Administration of a dose of 45 mg streptozotocin/kg on day 2 of gestation produced a diabetic state in pregnant rats and was associated with fetal hyperinsulinaemia. Although there was no evidence of fetal macrosomia, the ratio of fetal liver and lung weight to body weight was greater in fetuses of diabetic rats, suggesting an increase in the size of these organs relative to the body weight.
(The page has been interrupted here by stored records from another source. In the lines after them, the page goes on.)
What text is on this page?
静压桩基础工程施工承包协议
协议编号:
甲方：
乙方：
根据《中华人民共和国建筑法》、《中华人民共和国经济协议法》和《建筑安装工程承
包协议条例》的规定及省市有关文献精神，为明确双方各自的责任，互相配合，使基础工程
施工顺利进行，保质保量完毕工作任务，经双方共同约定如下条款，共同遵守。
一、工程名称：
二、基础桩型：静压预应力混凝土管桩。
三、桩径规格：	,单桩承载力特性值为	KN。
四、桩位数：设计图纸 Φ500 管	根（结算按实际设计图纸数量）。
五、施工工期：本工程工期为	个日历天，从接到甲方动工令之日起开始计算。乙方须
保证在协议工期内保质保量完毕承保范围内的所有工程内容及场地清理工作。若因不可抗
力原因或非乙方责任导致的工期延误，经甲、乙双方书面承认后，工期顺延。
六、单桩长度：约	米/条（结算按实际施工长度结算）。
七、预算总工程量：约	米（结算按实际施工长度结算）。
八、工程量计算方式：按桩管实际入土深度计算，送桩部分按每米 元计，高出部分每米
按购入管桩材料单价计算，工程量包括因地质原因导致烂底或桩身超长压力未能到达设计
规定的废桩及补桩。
Maternal and fetal plasma corticosterone levels of diabetic rats between 19 and 22 days of gestation was significantly lower than the corresponding control values. Maternal plasma progesterone levels of diabetic rats were lower than controls on days 19 and 20 of gestation, but higher than controls on day 21 of gestation. The absence of pregnancy-related changes in maternal and fetal plasma corticosterone levels and maternal progesterone levels in diabetic rats suggest that adrenocortical function as well as ovarian and/or placental function may be impaired, which may in turn be related to the observed delay in parturition of approximately 18 h as well as to the low survival rate of the pups.
There was a small increase in the cytoplasmic glucocorticoid receptor concentration in the lung but not in the liver of fetuses of diabetic mothers when compared with fetuses of controls, suggesting that the increased receptor concentration may be a compensatory mechanism to overcome the effect of decreased corticosterone levels and increased insulin levels in the fetuses of diabetic rats.